The upshot of this is that I have a better understanding than most, regarding some of the various data types, particularly those that include or present time stamps. There are a lot of researchers who put effort into understanding the specific actions that cause an artifact to be created or modified, but I think it's also important to understand the time format itself. For example, FILETIME objects are 64-bit time stamps with a granularity of 100 nanoseconds, where a DOSDate time stamp (embedded within many shell item artifacts) has a granularity of 2 seconds. The 128-bit SYSTEMTIME structure only has a granularity of one second, similar to the Unix epoch time.

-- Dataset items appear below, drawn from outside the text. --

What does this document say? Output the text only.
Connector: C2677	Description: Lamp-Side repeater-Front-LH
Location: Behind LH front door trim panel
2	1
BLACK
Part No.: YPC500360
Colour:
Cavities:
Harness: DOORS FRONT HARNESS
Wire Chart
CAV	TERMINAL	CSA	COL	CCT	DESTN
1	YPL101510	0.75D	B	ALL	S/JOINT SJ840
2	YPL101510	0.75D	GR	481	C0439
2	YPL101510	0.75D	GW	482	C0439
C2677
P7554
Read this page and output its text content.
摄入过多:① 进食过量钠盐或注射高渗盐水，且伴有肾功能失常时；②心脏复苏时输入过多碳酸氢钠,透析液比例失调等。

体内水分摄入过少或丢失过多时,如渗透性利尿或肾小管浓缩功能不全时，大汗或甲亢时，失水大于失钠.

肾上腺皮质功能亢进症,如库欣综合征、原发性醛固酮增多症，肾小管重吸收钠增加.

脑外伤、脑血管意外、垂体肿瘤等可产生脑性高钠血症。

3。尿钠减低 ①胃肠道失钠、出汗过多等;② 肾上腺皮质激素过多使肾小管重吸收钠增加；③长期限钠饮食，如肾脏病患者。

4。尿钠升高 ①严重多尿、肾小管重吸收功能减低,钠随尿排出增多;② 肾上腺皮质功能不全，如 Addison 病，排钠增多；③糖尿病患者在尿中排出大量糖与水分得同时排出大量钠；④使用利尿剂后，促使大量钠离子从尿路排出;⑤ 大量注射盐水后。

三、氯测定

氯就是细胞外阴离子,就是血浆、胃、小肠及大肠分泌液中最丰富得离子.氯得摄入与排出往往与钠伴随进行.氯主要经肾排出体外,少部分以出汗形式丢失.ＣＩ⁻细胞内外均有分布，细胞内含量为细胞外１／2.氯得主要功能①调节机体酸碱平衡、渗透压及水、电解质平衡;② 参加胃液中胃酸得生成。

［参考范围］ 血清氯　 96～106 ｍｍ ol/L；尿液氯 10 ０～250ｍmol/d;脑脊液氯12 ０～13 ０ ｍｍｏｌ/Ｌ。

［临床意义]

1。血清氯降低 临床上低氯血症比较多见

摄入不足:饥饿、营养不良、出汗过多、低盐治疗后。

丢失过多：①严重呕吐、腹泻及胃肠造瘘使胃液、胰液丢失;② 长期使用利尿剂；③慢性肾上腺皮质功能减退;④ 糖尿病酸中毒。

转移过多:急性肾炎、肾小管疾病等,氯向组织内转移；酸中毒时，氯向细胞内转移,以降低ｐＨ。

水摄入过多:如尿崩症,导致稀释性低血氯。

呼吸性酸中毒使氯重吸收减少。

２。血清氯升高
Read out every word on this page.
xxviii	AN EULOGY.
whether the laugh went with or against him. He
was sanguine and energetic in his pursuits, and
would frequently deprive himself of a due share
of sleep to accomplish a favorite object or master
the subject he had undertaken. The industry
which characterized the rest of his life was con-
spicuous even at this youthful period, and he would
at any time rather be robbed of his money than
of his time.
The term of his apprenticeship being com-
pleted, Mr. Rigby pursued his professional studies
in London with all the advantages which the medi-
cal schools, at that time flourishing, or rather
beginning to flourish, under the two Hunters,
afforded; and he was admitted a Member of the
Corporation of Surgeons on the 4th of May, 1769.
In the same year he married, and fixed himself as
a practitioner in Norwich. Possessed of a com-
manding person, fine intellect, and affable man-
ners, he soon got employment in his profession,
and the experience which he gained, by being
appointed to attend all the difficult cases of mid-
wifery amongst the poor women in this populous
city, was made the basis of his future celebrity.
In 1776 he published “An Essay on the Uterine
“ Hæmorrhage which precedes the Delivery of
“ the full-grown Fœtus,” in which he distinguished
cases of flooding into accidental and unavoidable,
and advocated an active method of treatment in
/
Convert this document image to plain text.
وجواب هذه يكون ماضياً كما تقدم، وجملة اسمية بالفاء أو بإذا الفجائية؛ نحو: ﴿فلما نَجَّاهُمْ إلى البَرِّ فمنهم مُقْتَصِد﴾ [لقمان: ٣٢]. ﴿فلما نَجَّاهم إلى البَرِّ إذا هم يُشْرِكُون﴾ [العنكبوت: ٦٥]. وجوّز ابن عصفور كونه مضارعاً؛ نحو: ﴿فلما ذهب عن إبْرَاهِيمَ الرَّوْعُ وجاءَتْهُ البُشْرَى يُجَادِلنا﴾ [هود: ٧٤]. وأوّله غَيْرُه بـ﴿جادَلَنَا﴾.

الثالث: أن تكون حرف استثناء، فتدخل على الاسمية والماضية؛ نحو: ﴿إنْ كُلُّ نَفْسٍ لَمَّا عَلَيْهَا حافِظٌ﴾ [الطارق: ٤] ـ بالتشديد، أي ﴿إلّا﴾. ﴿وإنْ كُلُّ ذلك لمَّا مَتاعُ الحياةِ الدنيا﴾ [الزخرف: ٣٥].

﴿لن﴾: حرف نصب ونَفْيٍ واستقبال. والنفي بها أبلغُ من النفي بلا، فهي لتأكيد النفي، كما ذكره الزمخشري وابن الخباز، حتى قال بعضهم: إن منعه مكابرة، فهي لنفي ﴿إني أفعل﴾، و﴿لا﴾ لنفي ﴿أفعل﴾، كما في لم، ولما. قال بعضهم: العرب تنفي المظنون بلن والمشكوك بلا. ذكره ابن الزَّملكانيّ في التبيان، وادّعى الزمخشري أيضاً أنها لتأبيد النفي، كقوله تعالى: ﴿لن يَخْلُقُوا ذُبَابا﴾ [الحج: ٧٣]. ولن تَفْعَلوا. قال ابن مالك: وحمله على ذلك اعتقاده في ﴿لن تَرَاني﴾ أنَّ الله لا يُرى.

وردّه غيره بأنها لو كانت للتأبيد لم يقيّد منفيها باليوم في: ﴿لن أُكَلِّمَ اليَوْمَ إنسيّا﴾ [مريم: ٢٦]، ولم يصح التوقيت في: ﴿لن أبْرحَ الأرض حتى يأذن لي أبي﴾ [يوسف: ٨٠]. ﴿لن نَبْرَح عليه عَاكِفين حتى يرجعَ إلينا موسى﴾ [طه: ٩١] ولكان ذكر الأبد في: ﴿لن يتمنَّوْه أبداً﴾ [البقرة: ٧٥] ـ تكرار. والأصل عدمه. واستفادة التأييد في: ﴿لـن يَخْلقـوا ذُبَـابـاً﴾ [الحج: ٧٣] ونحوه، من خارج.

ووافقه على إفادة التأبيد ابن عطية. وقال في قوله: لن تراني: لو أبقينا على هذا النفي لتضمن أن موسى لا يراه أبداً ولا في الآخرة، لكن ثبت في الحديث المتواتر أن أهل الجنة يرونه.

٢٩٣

In addition to the understanding of time stamp formats, I've also found a good number of time stamps where most folks don't know they exist. For example, when analyzing Word .doc files, the 'directories' within the OLE structure have time stamps associated with them, and tying that information to other document metadata, compile time stamps for executables found in the same campaign, etc., can all be used to develop a better understanding of the adversary.
Something else that can be valuable if you understand it is the metadata available within LNK files sent by the adversary as an attachment. Normally, LNK files may be created on a victim system as the result of an installation process, but when the adversary includes an LNK file as an attachment, then you've got information about the adversary's system available to you, and all it takes to unlock that information is an understanding of the structure of the LNK files, which are composed, in part, of shell items.
Things To Consider
Don't get hung up on the programming language. I started teaching myself Perl a long time ago, in part to assist some network engineering guys. However, I later learned that at the time, Perl was the only language that had the necessary capability to access the data I needed to access (i.e., live Windows systems). Perl later remained unique in that manner when it came to "dead box" and file analysis. Over time, that changed as Python caught up. Now, you can use languages like Go to parse Windows Event Logs. Oh, and you can still do a lot with batch files. So, don't get hung up on which language is "best"; the simple answer is, "the one that works for you", and everything else is just a distraction.
This isn't just about writing tools to get to the data, so that I can perform analysis. One of the things I'm particular about is developing intelligence from the work I do, learning new things and incorporating or "baking it into" my tools and processes. This is why I have the eventmap.txt file as part of my process for parsing Windows Event Logs (*.evtx files); I see and learn something new (such as the TaskScheduler/706 event), add it to the file with comments, and then I always have the information available. Further, sharing it with others means that they can benefit from knowledge of others without having to have had the same experiences.
Closing Thoughts
Now, is everyone going to write their own tools? No. And that's not the expectation at all. If everyone were writing their own tools, no one would ever get any actual work done. However, understanding data structures to the point of writing your own tools can really open up new vistas for the use of available data, and of intelligence that can be developed from the analysis that we do.
However, if this is something you're interested in, then once you are able to start recognizing patterns and matching those patterns up to structure definitions, there isn't much that you can't do, as the skills are transferable. It doesn't matter where the file comes from...from which device or OS...you'll be able to parse the files.